After enrolment, venous blood samples obtained after a 12 h overnight fast. Baseline serum total cholesterol (TC), HDL-cholesterol (HDL-C), LDL-cholesterol (LDL-C), triglycerides (TG) and fasting blood glucose (FBG) levels were determined. Serum TC, HDL-C, LDL-C and TG were measured using an enzymatic method. Blood glucose was measured by the glucose oxidation technique. Patients with a baseline TC less than 200 mg/dL were excluded from the study. Demographic characteristics including age, sex, weight, height, waist and hip circumference and blood pressure were recorded at the beginning of the study by a nurse. Weight was measured to the nearest 100 g using an electronic scale (Seca®, Model 767, Hamburg, Germany). Standing height was measured using a height rod (Seca®, Model 220, Hamburg, Germany). Waist circumference was measured using a non-stretch tape with the subject in the standing position, at a point midway between the lower costal margin and the top of the iliac crest. Hip circumference was measured in the standing position over the maximum circumference of the buttocks. Body mass index (BMI) was calculated as the ratio of weight in kilograms divided by height in meters squared.A BMI of 25 kg/m2 or over was considered obese [22].

Patients in the probiotics group were given a probiotic containing capsule containing Lactobacillus acidophilus (minimum of 109cfu/ capsule) and Bifidobacterium bifidum (minimum of 109cfu/ capsule) (Infloran®, Berna, Switzerland) thrice daily for six weeks.

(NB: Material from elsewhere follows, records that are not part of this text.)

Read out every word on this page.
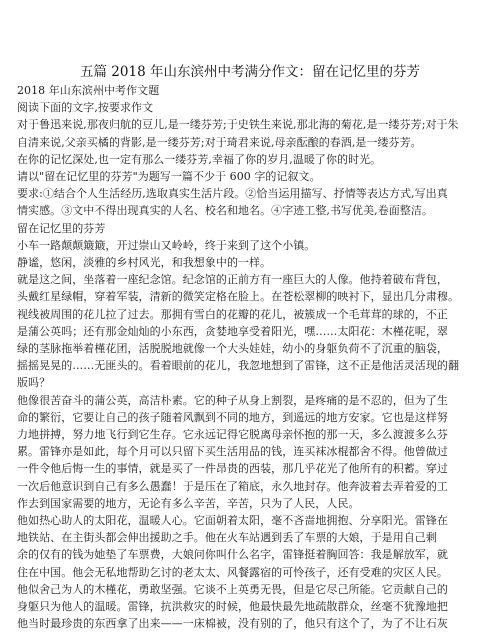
五篇 2018 年山东滨州中考满分作文：留在记忆里的芬芳

2018 年山东滨州中考作文题

阅读下面的文字,按要求作文

对于鲁迅来说,那夜归航的豆儿,是一缕芬芳;于史铁生来说,那北海的菊花,是一缕芬芳;对于朱

自清来说,父亲买橘的背影,是一缕芬芳;对于琦君来说,母亲酝酿的春酒,是一缕芬芳。

在你的记忆深处,也一定有那么一缕芬芳,幸福了你的岁月,温暖了你的时光。

请以"留在记忆里的芬芳"为题写一篇不少于 600 字的记叙文。

要求:①结合个人生活经历,选取真实生活片段。②恰当运用描写、抒情等表达方式,写出真

情实感。③文中不得出现真实的人名、校名和地名。④字迹工整,书写优美,卷面整洁。

留在记忆里的芬芳

小车一路颠颠簸簸，开过崇山又岭岭，终于来到了这个小镇。

静谧，悠闲，淡雅的乡村风光，和我想象中的一样。

就是这之间，坐落着一座纪念馆。纪念馆的正前方有一座巨大的人像。他持着破布背包，

头戴红星绿帽，穿着军装，清新的微笑定格在脸上。在苍松翠柳的映衬下，显出几分肃穆。

视线被周围的花儿拉了过去。那拥有雪白的花瓣的花儿，被簇成一个毛茸茸的球的，不正

是蒲公英吗；还有那金灿灿的小东西，贪婪地享受着阳光，嘿……太阳花：木槿花呢，翠

绿的茎脉拖举着槿花团，活脱脱地就像一个大头娃娃，幼小的身躯负荷不了沉重的脑袋，

摇摇晃晃的……无匪头的。看着眼前的花儿，我忽地想到了雷锋，这不正是他活灵活现的翻

版吗？

他像很苦奋斗的蒲公英，高洁朴素。它的种子从身上割裂，是疼痛的是不忍的，但为了生

命的繁衍，它要让自己的孩子随着风飘到不同的地方，到遥远的地方安家。它也是这样努

力地拼搏，努力地飞行到它生存。它永远记得它脱离母亲怀抱的那一天，多么渡渡多么芬

累。雷锋亦是如此，每个月可以只留下买生活用品的钱，连买袜冰棍都舍不得。他曾做过

一件令他后悔一生的事情，就是买了一件昂贵的西装，那几乎花光了他所有的积蓄。穿过

一次后他意识到自己有多么愚蠢！于是压在了箱底，永久地封存。他奔波着去弄着爱的工

作去到国家需要的地方，无论有多么辛苦，辛苦，只为了人民，人民。

他如热心助人的太阳花，温暖人心。它面朝着太阳，毫不吝啬地拥抱、分享阳光。雷锋在

地铁站、在主街头都会伸出援助之手。他在火车站遇到丢了车票的大娘，于是用自己剩

余的仅有的钱为她垫了车票费，大娘问你叫什么名字，雷锋挺着胸回答：我是解放军，就

住在中国。他会无私地帮助乞讨的老太太、风餐露宿的可怜孩子，还有受难的灾区人民。

他似舍己为人的木槿花，勇敢坚强。它谈不上英勇无畏，但是它尽己所能。它贡献自己的

身躯只为他人的温暖。雷锋，抗洪救灾的时候，他最快最先地疏散群众，丝毫不犹豫地把

他当时最珍贵的东西拿了出来——一床棉被，没有别的了，他只有这个了，为了不让石灰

Patients in the control group took placebo capsules thrice daily for six weeks, as in the probiotics group. Patients assigned to the control group were given a placebo capsule identical in size and colour to the probiotic capsule. Two weeks of capsules were provided to the patients and patients were asked to visit the clinic every two weeks with the remaining capsules in order to measure compliance. New capsules were provided to patients at every visit.

At the end of the study (week 6), blood samples were collected and were tested for TC, HDL-C, LDL-C, TG and FBG, using the same procedure as at enrolment. Demographic data of patients were recorded using the same method as at the beginning of the study. Open ended questions were used to assess side-effects of taking capsules in both groups. The sum of capsule intake was used to assess compliance.

Outcome Measurements

The primary outcome was level of total cholesterol at the end of study, compared to that at the beginning of the study. Changes in other serum lipids and fasting blood glucose levels and demographic characteristics were assessed as secondary outcomes.

Statistical Analysis

The normality of distributions of continuous variables was assessed by Kolmogorov-Smirnov test. Normally distributed variables were presented as means and standard deviations. Non-normally distributed variables were presented as medians and interquartile ranges. The Pearson chi-square or Fisher-exact test was used, where appropriate, to compare proportions between groups. Normally distributed continuous group data were compared using the student’s t-test. Non-normally distributed group data were compared using the Mann-Whitney U-test.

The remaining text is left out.